A ação alcança áreas como as reservas Chico Mendes, Cazumbá/Iracema, Alto Rio Tarauacá, Riozinho da Liberdade e Alto Juruá, envolvendo municípios do Alto Acre ao Juruá. O modelo segue experiências já adotadas em comunidades indígenas e inclui a compra de dezenas de produtos, entre itens da sociobiodiversidade — como açaí e buriti — e proteínas de origem animal.
Para a Secretária, Temyllis Silva, o desafio é levar o programa a territórios historicamente pouco assistidos, garantindo regularidade na compra e escoamento da produção.
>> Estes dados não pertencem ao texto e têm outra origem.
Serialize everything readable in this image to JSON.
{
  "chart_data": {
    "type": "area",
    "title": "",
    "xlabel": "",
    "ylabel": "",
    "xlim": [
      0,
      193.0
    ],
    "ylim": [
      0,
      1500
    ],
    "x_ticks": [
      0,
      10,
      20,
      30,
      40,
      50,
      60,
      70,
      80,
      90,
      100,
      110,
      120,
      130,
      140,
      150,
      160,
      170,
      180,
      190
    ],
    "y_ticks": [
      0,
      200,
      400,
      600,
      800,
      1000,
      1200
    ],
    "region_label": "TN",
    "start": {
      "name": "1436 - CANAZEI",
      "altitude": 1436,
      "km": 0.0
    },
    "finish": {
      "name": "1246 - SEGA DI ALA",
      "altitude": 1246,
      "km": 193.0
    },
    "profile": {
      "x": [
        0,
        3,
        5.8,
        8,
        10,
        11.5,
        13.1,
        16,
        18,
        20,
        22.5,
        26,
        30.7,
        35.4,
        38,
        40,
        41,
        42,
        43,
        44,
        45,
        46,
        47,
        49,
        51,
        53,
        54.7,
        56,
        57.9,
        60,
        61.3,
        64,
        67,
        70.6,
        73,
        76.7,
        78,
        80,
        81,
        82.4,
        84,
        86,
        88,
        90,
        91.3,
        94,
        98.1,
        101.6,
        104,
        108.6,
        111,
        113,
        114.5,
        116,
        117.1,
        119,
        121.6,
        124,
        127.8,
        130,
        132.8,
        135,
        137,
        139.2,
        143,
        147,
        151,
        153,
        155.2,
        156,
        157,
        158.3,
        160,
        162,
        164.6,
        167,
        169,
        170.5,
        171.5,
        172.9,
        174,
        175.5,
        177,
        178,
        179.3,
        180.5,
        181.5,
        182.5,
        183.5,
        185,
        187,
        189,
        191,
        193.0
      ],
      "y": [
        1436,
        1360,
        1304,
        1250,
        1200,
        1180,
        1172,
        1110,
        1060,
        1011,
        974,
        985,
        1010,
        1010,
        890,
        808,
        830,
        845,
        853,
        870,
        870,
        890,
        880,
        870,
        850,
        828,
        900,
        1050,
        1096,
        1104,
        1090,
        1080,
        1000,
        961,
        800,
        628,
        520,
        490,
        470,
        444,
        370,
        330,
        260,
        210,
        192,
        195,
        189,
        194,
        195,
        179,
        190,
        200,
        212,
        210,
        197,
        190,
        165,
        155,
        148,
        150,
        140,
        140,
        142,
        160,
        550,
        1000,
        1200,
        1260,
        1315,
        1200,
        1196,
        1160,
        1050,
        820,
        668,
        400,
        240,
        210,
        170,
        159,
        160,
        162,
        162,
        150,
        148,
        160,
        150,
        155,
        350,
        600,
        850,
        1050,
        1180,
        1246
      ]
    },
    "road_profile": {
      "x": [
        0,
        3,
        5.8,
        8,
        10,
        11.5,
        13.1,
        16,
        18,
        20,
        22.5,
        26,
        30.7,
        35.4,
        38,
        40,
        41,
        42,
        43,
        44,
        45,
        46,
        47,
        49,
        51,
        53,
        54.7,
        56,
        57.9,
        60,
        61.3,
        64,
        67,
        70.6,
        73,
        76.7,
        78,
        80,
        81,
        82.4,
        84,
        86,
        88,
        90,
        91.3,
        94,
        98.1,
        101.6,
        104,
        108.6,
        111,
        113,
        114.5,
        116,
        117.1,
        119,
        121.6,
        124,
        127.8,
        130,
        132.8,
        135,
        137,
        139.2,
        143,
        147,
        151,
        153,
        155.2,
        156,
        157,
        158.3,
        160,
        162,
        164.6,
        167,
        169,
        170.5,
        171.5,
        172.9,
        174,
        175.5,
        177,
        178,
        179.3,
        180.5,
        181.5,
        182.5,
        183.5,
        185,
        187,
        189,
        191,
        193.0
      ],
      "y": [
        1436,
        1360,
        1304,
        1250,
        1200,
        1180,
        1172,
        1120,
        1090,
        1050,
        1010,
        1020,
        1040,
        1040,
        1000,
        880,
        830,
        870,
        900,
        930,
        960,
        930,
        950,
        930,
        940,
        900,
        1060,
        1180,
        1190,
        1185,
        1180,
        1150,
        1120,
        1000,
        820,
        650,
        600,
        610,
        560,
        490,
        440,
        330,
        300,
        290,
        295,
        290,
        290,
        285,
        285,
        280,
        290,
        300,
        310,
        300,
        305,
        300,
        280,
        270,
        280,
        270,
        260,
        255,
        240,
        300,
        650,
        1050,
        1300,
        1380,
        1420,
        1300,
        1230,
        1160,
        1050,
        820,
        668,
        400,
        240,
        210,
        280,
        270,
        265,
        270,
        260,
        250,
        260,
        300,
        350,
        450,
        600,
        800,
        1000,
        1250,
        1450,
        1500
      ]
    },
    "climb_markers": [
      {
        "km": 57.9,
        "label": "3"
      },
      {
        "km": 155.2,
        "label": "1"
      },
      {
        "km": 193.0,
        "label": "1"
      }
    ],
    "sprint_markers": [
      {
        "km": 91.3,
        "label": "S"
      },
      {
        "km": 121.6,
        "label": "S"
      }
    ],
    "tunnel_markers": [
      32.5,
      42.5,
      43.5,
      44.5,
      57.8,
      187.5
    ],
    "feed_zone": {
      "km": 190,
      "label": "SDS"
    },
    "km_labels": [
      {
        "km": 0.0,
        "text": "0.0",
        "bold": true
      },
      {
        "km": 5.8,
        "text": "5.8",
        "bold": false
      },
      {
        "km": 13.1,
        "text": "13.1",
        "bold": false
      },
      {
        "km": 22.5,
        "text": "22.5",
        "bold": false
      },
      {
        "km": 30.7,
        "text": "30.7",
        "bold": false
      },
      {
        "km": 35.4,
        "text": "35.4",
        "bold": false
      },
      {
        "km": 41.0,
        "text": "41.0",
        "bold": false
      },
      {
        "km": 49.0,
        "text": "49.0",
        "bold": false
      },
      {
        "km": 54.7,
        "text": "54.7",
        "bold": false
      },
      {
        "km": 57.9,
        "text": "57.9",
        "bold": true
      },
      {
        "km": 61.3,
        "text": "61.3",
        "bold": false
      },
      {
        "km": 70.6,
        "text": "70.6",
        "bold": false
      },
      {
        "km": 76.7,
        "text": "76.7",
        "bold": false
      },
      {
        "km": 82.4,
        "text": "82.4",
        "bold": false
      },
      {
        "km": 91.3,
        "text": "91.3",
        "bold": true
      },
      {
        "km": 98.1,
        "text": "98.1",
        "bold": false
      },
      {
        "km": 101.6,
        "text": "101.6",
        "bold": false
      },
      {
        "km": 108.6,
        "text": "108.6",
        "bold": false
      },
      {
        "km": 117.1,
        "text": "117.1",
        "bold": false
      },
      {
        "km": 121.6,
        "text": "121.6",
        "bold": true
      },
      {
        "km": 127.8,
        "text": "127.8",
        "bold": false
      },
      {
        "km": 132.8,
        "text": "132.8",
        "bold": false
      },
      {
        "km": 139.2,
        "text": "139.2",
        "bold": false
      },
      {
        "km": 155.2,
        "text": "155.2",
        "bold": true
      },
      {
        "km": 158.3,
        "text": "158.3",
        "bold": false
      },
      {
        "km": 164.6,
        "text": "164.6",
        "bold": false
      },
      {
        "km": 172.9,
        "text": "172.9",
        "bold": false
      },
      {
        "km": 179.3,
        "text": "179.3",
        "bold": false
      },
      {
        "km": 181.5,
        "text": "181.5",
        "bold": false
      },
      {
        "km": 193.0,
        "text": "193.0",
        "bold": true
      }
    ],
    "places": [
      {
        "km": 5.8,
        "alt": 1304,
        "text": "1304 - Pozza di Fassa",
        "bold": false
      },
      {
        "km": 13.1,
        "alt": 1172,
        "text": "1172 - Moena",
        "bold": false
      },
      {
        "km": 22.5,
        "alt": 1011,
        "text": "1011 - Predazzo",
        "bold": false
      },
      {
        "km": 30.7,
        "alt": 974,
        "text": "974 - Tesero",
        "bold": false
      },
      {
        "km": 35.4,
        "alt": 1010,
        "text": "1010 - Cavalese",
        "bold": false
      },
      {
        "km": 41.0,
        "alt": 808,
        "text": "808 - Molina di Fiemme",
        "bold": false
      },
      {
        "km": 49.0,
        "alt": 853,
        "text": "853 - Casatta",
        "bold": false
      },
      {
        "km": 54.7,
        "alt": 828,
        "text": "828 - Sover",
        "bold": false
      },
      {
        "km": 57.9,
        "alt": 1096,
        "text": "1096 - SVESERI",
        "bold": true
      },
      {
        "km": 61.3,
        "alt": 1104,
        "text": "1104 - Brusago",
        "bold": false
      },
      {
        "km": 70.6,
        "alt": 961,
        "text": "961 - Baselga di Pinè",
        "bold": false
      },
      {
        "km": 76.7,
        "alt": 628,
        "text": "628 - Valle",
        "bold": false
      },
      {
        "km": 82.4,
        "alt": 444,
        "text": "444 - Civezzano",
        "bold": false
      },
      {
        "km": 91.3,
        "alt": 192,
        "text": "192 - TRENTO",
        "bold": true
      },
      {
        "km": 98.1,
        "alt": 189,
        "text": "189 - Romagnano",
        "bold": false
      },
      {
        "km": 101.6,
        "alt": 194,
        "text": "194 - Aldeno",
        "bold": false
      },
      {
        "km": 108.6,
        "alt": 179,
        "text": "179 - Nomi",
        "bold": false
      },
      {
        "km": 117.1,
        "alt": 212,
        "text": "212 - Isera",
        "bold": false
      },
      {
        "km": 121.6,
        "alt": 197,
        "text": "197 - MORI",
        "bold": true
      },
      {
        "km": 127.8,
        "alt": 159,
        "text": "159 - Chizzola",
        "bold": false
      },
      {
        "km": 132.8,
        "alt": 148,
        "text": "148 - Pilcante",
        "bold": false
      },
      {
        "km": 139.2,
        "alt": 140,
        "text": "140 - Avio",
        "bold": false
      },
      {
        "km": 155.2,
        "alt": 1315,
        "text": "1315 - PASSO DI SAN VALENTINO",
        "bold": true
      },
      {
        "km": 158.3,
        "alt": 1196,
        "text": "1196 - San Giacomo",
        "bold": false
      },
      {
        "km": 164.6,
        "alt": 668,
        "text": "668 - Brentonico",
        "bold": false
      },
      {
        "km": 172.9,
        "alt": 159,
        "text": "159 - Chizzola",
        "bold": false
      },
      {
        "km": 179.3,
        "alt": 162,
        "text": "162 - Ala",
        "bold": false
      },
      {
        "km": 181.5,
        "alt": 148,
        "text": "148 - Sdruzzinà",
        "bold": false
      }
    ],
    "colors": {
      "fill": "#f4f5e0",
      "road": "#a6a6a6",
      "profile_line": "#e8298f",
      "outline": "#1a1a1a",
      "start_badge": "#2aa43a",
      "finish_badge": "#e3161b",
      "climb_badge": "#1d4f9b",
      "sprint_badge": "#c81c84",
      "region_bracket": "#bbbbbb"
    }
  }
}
Ela avalia que a iniciativa também contribui para gerar renda e estimular práticas sustentáveis.
“A expectativa é que o programa comece a operar plenamente a partir de maio, promovendo segurança alimentar e inclusão produtiva para famílias extrativistas (…) Estamos levando o PAA a quem historicamente teve menos acesso às políticas públicas, garantindo renda, valorização da produção local e mais dignidade para as famílias extrativistas do Acre“, comentou.